Paola Ugaz (left) discusses her investigation into a powerful Catholic organization in Peru during the GIJC25 panel on covering religious groups and cults. Image: Zahid Hassan
Religion is an intrinsic part of people’s lives — influencing communities, countries, and sociopolitical developments. But these very factors make reporting on religions and faiths challenging.
Journalists from New Zealand, Colombia, and Peru spoke at the 14th Global Investigative Journalism Conference (GIJC25) in a session titled “Uncovering Stories Connected to Religious Groups” about how to find stories and angles when reporting on issues linked with religious groups and faith-based cults.
Learn the Language
A big challenge when reporting on religion is terminology, said Anusha Bradley, an investigative reporter with Radio New Zealand. “Learn the lingo of the religion. You have to understand what they are saying,” she explained. Religions tend to have their own terminology and words, with specific meanings that may be unfamiliar to someone trying to investigate them for the first time.
“Understand the top-down structure,” she added. Many religions operate as a business, and it helps to understand the hierarchy and the way the institution is constructed. It is also important to understand power, control, and coercion — and how they are linked with the religious institution.
Bradley cited her reporting on the impact of shunning and child protection policies among Jehovah’s Witnesses in New Zealand. Her investigation uncovered how the religious group controls access to justice for victims of various forms of abuse. “There would be victims of domestic abuse, and they were told to pray harder,” she said. “Sexual abuse would require the presence of two witnesses [to confirm that the abuse occurred]” — practices that effectively blocked accountability and justice for victims and protected abusers.
Fighting for Access
Colombian journalist Juan Pablo Barrientos has been facing harassment for close to a decade for his extensive reporting and investigation into reports of the sexual abuse of minors in the Catholic Church in his home country.

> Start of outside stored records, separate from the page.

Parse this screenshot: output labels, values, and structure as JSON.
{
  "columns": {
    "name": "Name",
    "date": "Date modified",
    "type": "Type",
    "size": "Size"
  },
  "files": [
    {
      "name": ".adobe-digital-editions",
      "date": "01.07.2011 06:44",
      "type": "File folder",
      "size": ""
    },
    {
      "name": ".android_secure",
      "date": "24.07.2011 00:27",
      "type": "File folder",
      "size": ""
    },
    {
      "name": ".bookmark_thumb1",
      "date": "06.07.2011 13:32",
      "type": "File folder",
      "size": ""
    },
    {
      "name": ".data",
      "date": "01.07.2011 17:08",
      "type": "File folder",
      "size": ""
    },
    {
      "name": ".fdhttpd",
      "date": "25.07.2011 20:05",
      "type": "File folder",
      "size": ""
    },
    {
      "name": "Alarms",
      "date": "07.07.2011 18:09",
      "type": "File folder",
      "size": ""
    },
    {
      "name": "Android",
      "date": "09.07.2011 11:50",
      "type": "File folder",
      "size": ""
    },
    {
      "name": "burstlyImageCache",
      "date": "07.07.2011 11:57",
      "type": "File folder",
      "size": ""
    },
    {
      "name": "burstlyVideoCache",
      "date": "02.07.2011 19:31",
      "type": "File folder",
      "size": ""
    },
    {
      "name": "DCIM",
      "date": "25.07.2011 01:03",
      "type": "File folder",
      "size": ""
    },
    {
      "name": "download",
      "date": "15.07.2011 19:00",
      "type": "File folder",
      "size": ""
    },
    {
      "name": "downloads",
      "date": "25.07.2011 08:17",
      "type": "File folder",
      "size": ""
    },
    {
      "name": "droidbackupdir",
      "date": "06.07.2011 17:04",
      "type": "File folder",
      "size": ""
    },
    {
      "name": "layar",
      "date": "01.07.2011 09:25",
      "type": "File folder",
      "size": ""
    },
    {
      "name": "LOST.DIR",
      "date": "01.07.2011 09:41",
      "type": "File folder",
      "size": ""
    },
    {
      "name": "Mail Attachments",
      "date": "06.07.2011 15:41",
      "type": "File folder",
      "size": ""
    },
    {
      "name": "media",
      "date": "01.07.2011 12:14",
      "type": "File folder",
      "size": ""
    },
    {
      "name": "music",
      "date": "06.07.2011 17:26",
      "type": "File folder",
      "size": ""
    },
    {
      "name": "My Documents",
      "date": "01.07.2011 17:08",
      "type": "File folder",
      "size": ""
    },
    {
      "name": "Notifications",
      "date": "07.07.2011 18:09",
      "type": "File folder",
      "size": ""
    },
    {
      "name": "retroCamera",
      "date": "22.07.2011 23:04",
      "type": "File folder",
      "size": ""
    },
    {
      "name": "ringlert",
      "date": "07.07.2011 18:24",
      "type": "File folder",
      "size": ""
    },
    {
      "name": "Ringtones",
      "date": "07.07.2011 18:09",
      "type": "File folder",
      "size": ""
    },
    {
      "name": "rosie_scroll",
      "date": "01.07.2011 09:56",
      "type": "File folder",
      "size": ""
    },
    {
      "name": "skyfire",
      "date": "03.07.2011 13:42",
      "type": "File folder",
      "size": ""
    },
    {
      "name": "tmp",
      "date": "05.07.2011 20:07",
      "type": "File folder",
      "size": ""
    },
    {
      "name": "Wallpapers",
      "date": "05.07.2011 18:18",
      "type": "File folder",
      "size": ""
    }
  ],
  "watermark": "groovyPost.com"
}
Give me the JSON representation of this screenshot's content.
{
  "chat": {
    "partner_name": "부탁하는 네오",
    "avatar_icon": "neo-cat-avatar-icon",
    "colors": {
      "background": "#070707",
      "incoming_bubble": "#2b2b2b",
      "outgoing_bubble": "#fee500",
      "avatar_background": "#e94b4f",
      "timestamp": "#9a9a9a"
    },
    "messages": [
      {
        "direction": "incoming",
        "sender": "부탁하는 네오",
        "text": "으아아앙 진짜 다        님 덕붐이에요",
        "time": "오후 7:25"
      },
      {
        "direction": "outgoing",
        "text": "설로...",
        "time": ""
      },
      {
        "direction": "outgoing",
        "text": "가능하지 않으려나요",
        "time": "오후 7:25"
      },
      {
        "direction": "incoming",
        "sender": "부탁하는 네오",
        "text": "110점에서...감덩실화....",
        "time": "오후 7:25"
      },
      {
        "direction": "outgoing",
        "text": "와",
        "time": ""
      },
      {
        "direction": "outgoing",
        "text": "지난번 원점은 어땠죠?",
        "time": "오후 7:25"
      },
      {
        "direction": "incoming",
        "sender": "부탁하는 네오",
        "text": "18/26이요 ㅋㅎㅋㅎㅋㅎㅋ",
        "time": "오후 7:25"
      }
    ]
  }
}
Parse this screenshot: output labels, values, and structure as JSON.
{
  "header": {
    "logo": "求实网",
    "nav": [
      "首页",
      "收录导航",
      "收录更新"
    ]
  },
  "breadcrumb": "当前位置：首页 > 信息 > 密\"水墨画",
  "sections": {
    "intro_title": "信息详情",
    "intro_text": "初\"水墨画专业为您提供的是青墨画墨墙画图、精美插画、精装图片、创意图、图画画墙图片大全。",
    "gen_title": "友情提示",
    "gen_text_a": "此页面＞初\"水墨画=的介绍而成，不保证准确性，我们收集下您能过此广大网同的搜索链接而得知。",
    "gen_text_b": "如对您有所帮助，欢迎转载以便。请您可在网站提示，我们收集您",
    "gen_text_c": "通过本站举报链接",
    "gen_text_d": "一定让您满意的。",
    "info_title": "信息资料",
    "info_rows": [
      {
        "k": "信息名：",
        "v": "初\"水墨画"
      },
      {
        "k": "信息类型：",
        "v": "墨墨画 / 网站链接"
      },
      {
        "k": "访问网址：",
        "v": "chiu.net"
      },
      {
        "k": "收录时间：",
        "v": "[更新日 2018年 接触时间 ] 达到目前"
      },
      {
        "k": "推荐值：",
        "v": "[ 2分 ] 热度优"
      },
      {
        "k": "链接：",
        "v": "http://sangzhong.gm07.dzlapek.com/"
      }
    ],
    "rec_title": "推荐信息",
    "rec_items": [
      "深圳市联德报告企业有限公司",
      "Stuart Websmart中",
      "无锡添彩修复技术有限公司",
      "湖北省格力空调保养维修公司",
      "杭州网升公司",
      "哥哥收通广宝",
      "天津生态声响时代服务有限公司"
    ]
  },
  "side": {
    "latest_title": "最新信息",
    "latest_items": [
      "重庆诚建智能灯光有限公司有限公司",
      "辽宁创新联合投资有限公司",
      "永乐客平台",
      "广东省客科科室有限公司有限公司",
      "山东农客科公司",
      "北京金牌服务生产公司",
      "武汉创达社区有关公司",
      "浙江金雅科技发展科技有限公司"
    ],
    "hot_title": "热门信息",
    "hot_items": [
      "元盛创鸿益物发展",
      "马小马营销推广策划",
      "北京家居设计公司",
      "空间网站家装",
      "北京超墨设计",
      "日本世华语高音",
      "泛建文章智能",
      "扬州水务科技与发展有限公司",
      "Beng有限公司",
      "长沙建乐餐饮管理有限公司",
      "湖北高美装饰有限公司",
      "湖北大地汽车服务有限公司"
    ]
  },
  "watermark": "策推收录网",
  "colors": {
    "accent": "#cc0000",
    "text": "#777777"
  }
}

Barrientos was attempting to analyze how the Catholic Church, as an important national institution in Colombia, handled cases of priests accused of pedophilia. The title of Barriento’s investigation, “The Secret Archive,” refers to a section in the Code of Canon Law — which governs the Catholic Church — that decrees the establishment of an archive that is to be locked up and “protected most securely,” containing records of what the Canon describes as “criminal cases in matters of morals,” including a brief summary of what occurred.
“This, to me, is a criminal confession,” said Barrientos. This archive was critical to his investigation. The Catholic Church blocked access for years, and Barrientos and another journalist took their fight to access these church records in Colombia to court.
“Article 44 of the Constitution of Colombia says that the rights of minors prevail over all other rights,” said Barrientos. “The court argued that this is private information. But [we] were not asking for medical records, for financial records, for the sexual orientation of the priests. [We were] asking for information on crimes committed against children,” he added.
In June 2025, the Colombian Constitutional Court upheld the journalists’ rights to access — based on the constitutional principle of child protection — information about priests in the context of investigations into alleged sexual abuse.
Paola Ugaz, the Peru correspondent for the Spanish daily newspaper ABC, has for years investigated allegations of sexual, physcial, and psychological abuse against minors by Sodalicio Christianae Vitae (SCV), a powerful Catholic organization founded in Peru in the 1970s. After a book she worked on with former Sodalicio member Pedro Salinas, titled “Mitad Monjes, Mitad Soldados” (“Half Priests, Half Soldiers”) was published in 2015, she experienced retaliation — including various forms of targeted harassment and a criminal defamation complaint by people associated with SCV.
In April 2025, the Vatican formalized the dissolution of SCV.
Follow the Documents
The “Aha!” moment can come at any time during investigations, the panelists said, and shared a few general pointers for investigating powerful religious groups.
Bradley suggested checking the document trail. “The congregation would document the meetings they had, and the secretary would file everything” about those discussions within the church, said Bradley. “Many members of the Jehovah’s Witnesses who retired or left [the church], took these documents with them.” She also noted that “every victim has a story… so it’s important to show a pattern by exposing the system.”
Barrientos urged journalists not to be afraid to ask questions of the Catholic Church in their own cities: “Ask for that secret archive that is in every one of your cities… Every city that has a Catholic Church… they have these secret archives.”